David Bowie était l’un des musiciens les plus influents du XXe siècle. Il était connu comme un caméléon culturel tout au long de sa longue et colorée carrière, montrant de l’intérêt pour plusieurs domaines au‑delà de l’industrie musicale. Mais saviez‑vous que le talentueux musicien a également fait sensation à Wall Street ?
Au milieu et à la fin des années quatre‑vingt‑dix, David Bowie a vendu des titres adossés à des actifs appelés « Bowie bonds ». Ces obligations offraient aux investisseurs une part des futures redevances du musicien décédé pendant dix ans.
Qu’étaient les Bowie Bonds ?
David Bowie a réalisé qu’il pouvait générer des revenus à partir de son vaste catalogue accumulé au cours de ses années dans l’industrie musicale. Au milieu des années quatre‑vingt‑dix, lui, le banquier David Pullman et son directeur financier Bill Zysblat ont imaginé un nouveau dispositif pour gagner de l’argent. En 1997 ; Bowie a vendu des Bowie bonds.
Les Bowie bonds étaient des titres adossés à des actifs achetés par la société d’assurance américaine de l’époque, Prudential Financial, pour 55 millions de dollars. Ils permettaient aux investisseurs de recevoir des parts des futures redevances pendant dix ans. Prudential s’est engagé à ce que Bowie rembourse ses nouveaux créanciers à partir de ses revenus futurs avec un rendement annuel fixe de 7,9 %.
Bowie a ensuite conclu un accord avec EMI Records, qui lui a permis d’emballer et de vendre des obligations sur les redevances de 25 albums qu’il a sortis entre 1969 et 1990. Selon le Financial Times, les albums comprenaient des singles tels que The Man Who Sold The World, Ziggy Stardust et Heroes. La légende britannique a également utilisé une partie des 55 millions de dollars pour racheter son ancien manager, Tony DeFries. (Source : BBC)

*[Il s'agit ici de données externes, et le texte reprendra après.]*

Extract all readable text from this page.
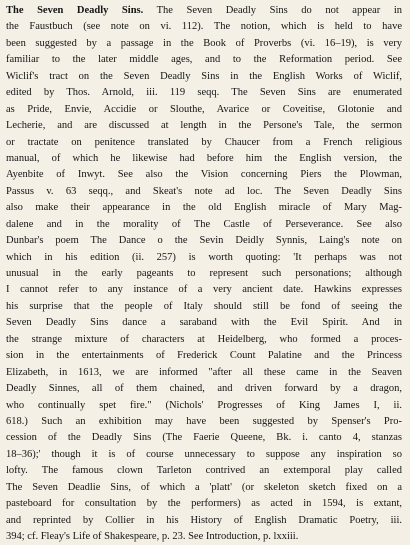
The Seven Deadly Sins. The Seven Deadly Sins do not appear in
the Faustbuch (see note on vi. 112). The notion, which is held to have
been suggested by a passage in the Book of Proverbs (vi. 16–19), is very
familiar to the later middle ages, and to the Reformation period. See
Wiclif's tract on the Seven Deadly Sins in the English Works of Wiclif,
edited by Thos. Arnold, iii. 119 seqq. The Seven Sins are enumerated
as Pride, Envie, Accidie or Slouthe, Avarice or Coveitise, Glotonie and
Lecherie, and are discussed at length in the Persone's Tale, the sermon
or tractate on penitence translated by Chaucer from a French religious
manual, of which he likewise had before him the English version, the
Ayenbite of Inwyt. See also the Vision concerning Piers the Plowman,
Passus v. 63 seqq., and Skeat's note ad loc. The Seven Deadly Sins
also make their appearance in the old English miracle of Mary Mag-
dalene and in the morality of The Castle of Perseverance. See also
Dunbar's poem The Dance o the Sevin Deidly Synnis, Laing's note on
which in his edition (ii. 257) is worth quoting: 'It perhaps was not
unusual in the early pageants to represent such personations; although
I cannot refer to any instance of a very ancient date. Hawkins expresses
his surprise that the people of Italy should still be fond of seeing the
Seven Deadly Sins dance a saraband with the Evil Spirit. And in
the strange mixture of characters at Heidelberg, who formed a proces-
sion in the entertainments of Frederick Count Palatine and the Princess
Elizabeth, in 1613, we are informed "after all these came in the Seaven
Deadly Sinnes, all of them chained, and driven forward by a dragon,
who continually spet fire." (Nichols' Progresses of King James I, ii.
618.) Such an exhibition may have been suggested by Spenser's Pro-
cession of the Deadly Sins (The Faerie Queene, Bk. i. canto 4, stanzas
18–36);' though it is of course unnecessary to suppose any inspiration so
lofty. The famous clown Tarleton contrived an extemporal play called
The Seven Deadlie Sins, of which a 'platt' (or skeleton sketch fixed on a
pasteboard for consultation by the performers) as acted in 1594, is extant,
and reprinted by Collier in his History of English Dramatic Poetry, iii.
394; cf. Fleay's Life of Shakespeare, p. 23. See Introduction, p. lxxiii.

Le Bowie bond était le premier du genre, où un musicien vendait des droits de propriété intellectuelle via des obligations. Moody’s Investors Service, une société de services financiers, a attribué au Bowie bond une notation de qualité d’investissement, avec un faible risque de défaut. Cependant, le Bowie bond est apparu à la même époque que l’avènement des services de partage de musique en ligne, entraînant une baisse des ventes d’enregistrements. (Source : CNN Business)
Les obligations ont connu un succès relativement bref, ce qui a conduit Moody’s à modifier sa notation, passant de « investment grade » à BBB+, juste un cran au‑dessus du statut de junk. Cela signifiait que l’obligation était considérée comme un investissement risqué. (Source : DW)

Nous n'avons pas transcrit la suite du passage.